SPÖ-Bundeskanzler Werner Faymann hat am Dienstag nach dem Ministerrat das Nein der SPÖ zur Internierung von Asylwerbern relativiert. Man werde einen entsprechenden Gesetzestext, den ÖVP-Innenministerin Maria Fekter vorlegen soll, "sehr genau prüfen". Klar sei aber, dass eine Regelung verfassungskonform sein müsse.
"Einsperren" wird abgelehnt
Die Darstellung, dass man
Asylwerber von vornherein einsperren solle, um die Bevölkerung zu beruhigen, "lehnen
wir entschieden ab", betonte Faymann.

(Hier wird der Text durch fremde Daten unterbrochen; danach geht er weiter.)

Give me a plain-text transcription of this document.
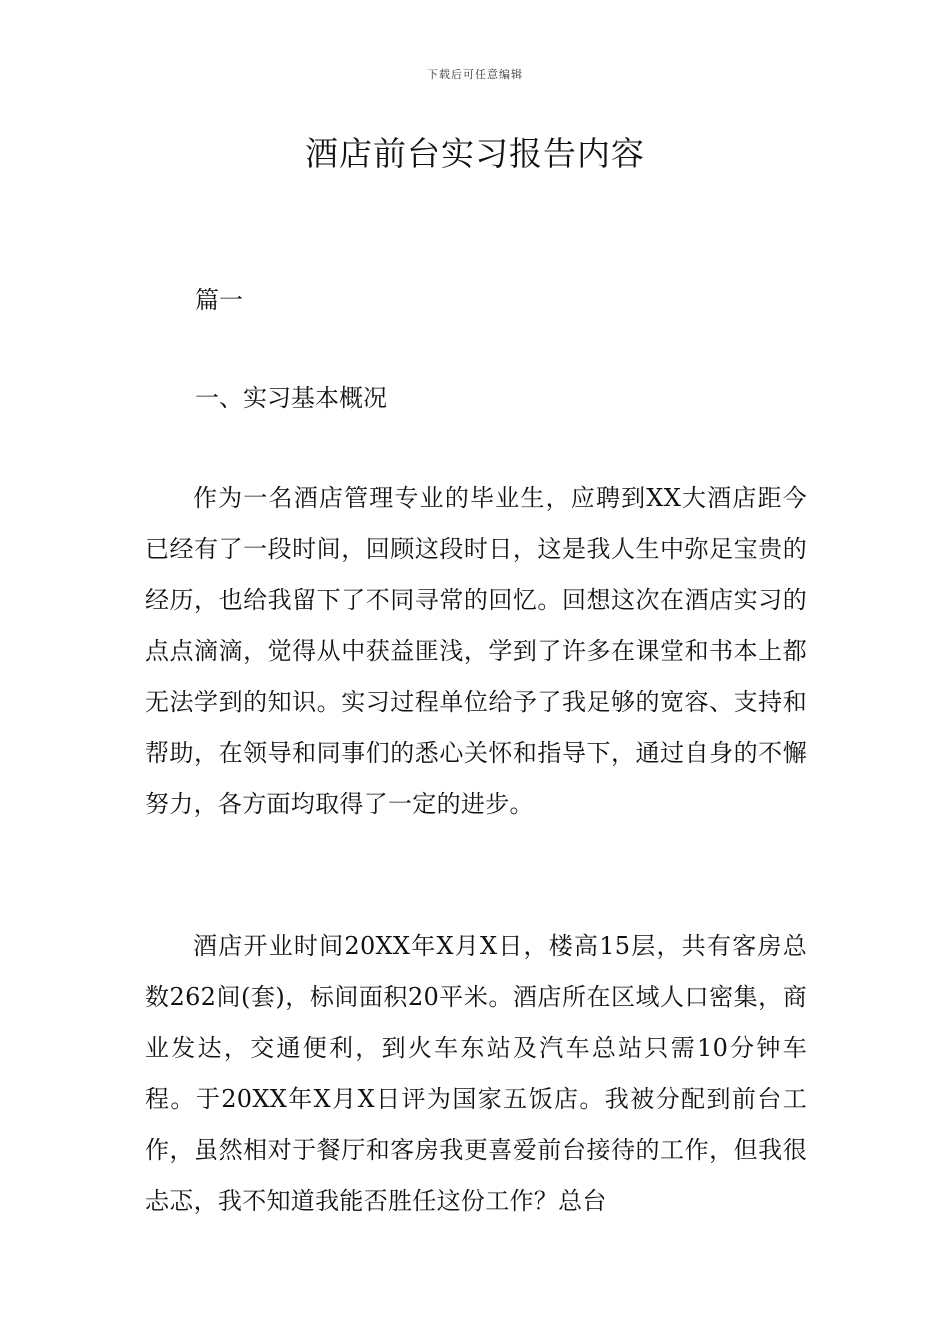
下载后可任意编辑
酒店前台实习报告内容

篇一

一、实习基本概况

作为一名酒店管理专业的毕业生，应聘到XX大酒店距今已经有了一段时间，回顾这段时日，这是我人生中弥足宝贵的经历，也给我留下了不同寻常的回忆。回想这次在酒店实习的点点滴滴，觉得从中获益匪浅，学到了许多在课堂和书本上都无法学到的知识。实习过程单位给予了我足够的宽容、支持和帮助，在领导和同事们的悉心关怀和指导下，通过自身的不懈努力，各方面均取得了一定的进步。

酒店开业时间20XX年X月X日，楼高15层，共有客房总数262间(套)，标间面积20平米。酒店所在区域人口密集，商业发达，交通便利，到火车东站及汽车总站只需10分钟车程。于20XX年X月X日评为国家五饭店。我被分配到前台工作，虽然相对于餐厅和客房我更喜爱前台接待的工作，但我很忐忑，我不知道我能否胜任这份工作？总台
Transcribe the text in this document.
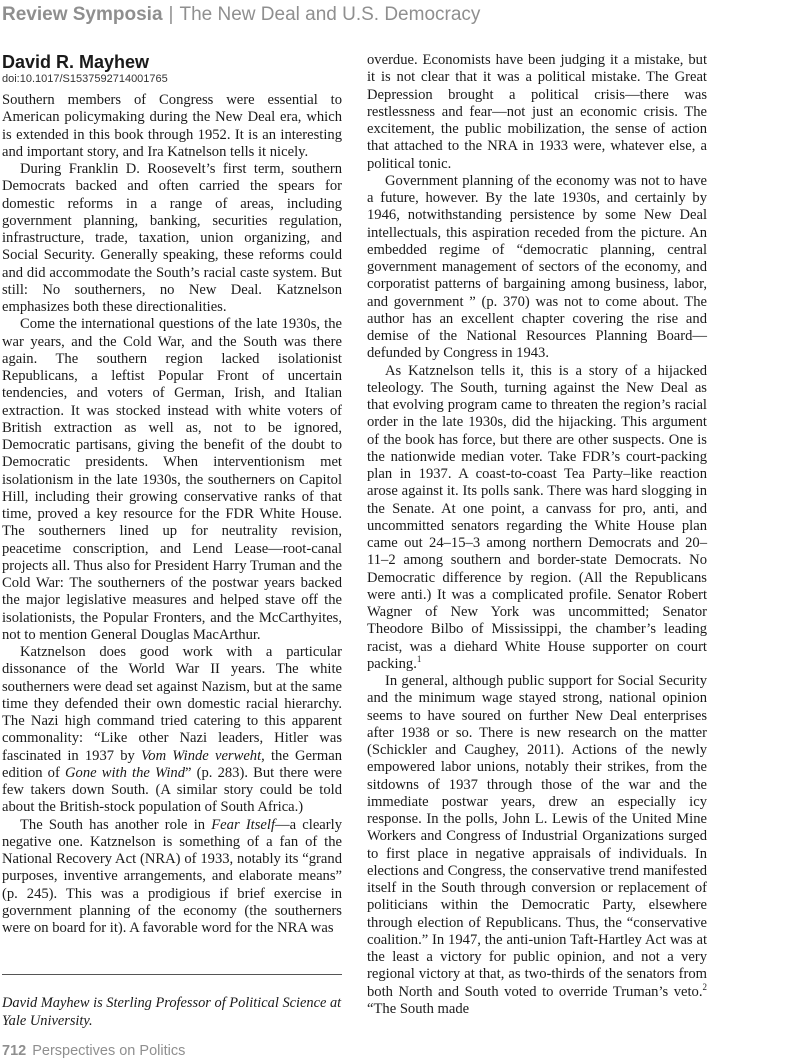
Review Symposia | The New Deal and U.S. Democracy
David R. Mayhew
doi:10.1017/S1537592714001765

Southern members of Congress were essential to American policymaking during the New Deal era, which is extended in this book through 1952. It is an interesting and important story, and Ira Katnelson tells it nicely.

During Franklin D. Roosevelt’s first term, southern Democrats backed and often carried the spears for domestic reforms in a range of areas, including government planning, banking, securities regulation, infrastructure, trade, taxation, union organizing, and Social Security. Generally speaking, these reforms could and did accommodate the South’s racial caste system. But still: No southerners, no New Deal. Katznelson emphasizes both these directionalities.

Come the international questions of the late 1930s, the war years, and the Cold War, and the South was there again. The southern region lacked isolationist Republicans, a leftist Popular Front of uncertain tendencies, and voters of German, Irish, and Italian extraction. It was stocked instead with white voters of British extraction as well as, not to be ignored, Democratic partisans, giving the benefit of the doubt to Democratic presidents. When interventionism met isolationism in the late 1930s, the southerners on Capitol Hill, including their growing conservative ranks of that time, proved a key resource for the FDR White House. The southerners lined up for neutrality revision, peacetime conscription, and Lend Lease—root-canal projects all. Thus also for President Harry Truman and the Cold War: The southerners of the postwar years backed the major legislative measures and helped stave off the isolationists, the Popular Fronters, and the McCarthyites, not to mention General Douglas MacArthur.

Katznelson does good work with a particular dissonance of the World War II years. The white southerners were dead set against Nazism, but at the same time they defended their own domestic racial hierarchy. The Nazi high command tried catering to this apparent commonality: “Like other Nazi leaders, Hitler was fascinated in 1937 by Vom Winde verweht, the German edition of Gone with the Wind” (p. 283). But there were few takers down South. (A similar story could be told about the British-stock population of South Africa.)

The South has another role in Fear Itself—a clearly negative one. Katznelson is something of a fan of the National Recovery Act (NRA) of 1933, notably its “grand purposes, inventive arrangements, and elaborate means” (p. 245). This was a prodigious if brief exercise in government planning of the economy (the southerners were on board for it). A favorable word for the NRA was

overdue. Economists have been judging it a mistake, but it is not clear that it was a political mistake. The Great Depression brought a political crisis—there was restlessness and fear—not just an economic crisis. The excitement, the public mobilization, the sense of action that attached to the NRA in 1933 were, whatever else, a political tonic.

Government planning of the economy was not to have a future, however. By the late 1930s, and certainly by 1946, notwithstanding persistence by some New Deal intellectuals, this aspiration receded from the picture. An embedded regime of “democratic planning, central government management of sectors of the economy, and corporatist patterns of bargaining among business, labor, and government ” (p. 370) was not to come about. The author has an excellent chapter covering the rise and demise of the National Resources Planning Board—defunded by Congress in 1943.

As Katznelson tells it, this is a story of a hijacked teleology. The South, turning against the New Deal as that evolving program came to threaten the region’s racial order in the late 1930s, did the hijacking. This argument of the book has force, but there are other suspects. One is the nationwide median voter. Take FDR’s court-packing plan in 1937. A coast-to-coast Tea Party–like reaction arose against it. Its polls sank. There was hard slogging in the Senate. At one point, a canvass for pro, anti, and uncommitted senators regarding the White House plan came out 24–15–3 among northern Democrats and 20–11–2 among southern and border-state Democrats. No Democratic difference by region. (All the Republicans were anti.) It was a complicated profile. Senator Robert Wagner of New York was uncommitted; Senator Theodore Bilbo of Mississippi, the chamber’s leading racist, was a diehard White House supporter on court packing.$^1$

In general, although public support for Social Security and the minimum wage stayed strong, national opinion seems to have soured on further New Deal enterprises after 1938 or so. There is new research on the matter (Schickler and Caughey, 2011). Actions of the newly empowered labor unions, notably their strikes, from the sitdowns of 1937 through those of the war and the immediate postwar years, drew an especially icy response. In the polls, John L. Lewis of the United Mine Workers and Congress of Industrial Organizations surged to first place in negative appraisals of individuals. In elections and Congress, the conservative trend manifested itself in the South through conversion or replacement of politicians within the Democratic Party, elsewhere through election of Republicans. Thus, the “conservative coalition.” In 1947, the anti-union Taft-Hartley Act was at the least a victory for public opinion, and not a very regional victory at that, as two-thirds of the senators from both North and South voted to override Truman’s veto.$^2$ “The South made

David Mayhew is Sterling Professor of Political Science at Yale University.
712 Perspectives on Politics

Es gehe aber um die Frage, wie
man Missbrauch verhindern könne, sagte der Bundeskanzler. Es gebe Menschen,
die Schutz brauchten und andere, wie z.B. Schlepperbanden.
Anwesenheitspflicht für Unkooperative
Auch ÖVP-Vizekanzler
Josef Pröll hob hervor, dass eine derartige Regelung sowohl der Verfassung
als auch den Menschenrechten entsprechen müsse. Es gebe aber offensichtlich
Asylmissbrauch, es komme nicht selten vor, dass Leute untertauchen. Bei der
gewünschten "Anwesenheitspflicht" in den Erstaufnahmezentren
gehe es um jene, die "unkooperativ sind". Kooperativ bedeutet für
den Vizekanzler beispielsweise, wenn sich Asylwerber ausweisen oder ihre
Gründe für die Einreise nennen. Unkooperativ seien etwa jene, die über Tage
hinweg weder ihren Namen noch ihre Nation preisgeben. Bis geklärt sei, ob es
sich wirklich um Schutzbedürftige handle, brauche es deshalb eine
Anwesenheitspflicht. Wie man sich die Unterscheidung zwischen kooperativen
und nicht kooperativen Asylwerbern nun genau vorstelle, beantworteten aber
weder Pröll noch Faymann.
Drittes Lager überhaupt nötig?
Faymann will nun klären,
ob überhaupt ein weiteres Erstaufnahmezentrum notwendig ist. Dabei könnte es
seiner Ansicht nach auch bis zu neun kleinere Zentren in den Bundesländern
geben.
Abermals machte der Bundeskanzler klar, dass das Ergebnis der Volksbefragung im Burgenland für ihn bindend sei. Pröll hingegen erklärte gleich von vornherein, dass er automatische Volksbefragungen zu möglichen anderen Standorten ablehne.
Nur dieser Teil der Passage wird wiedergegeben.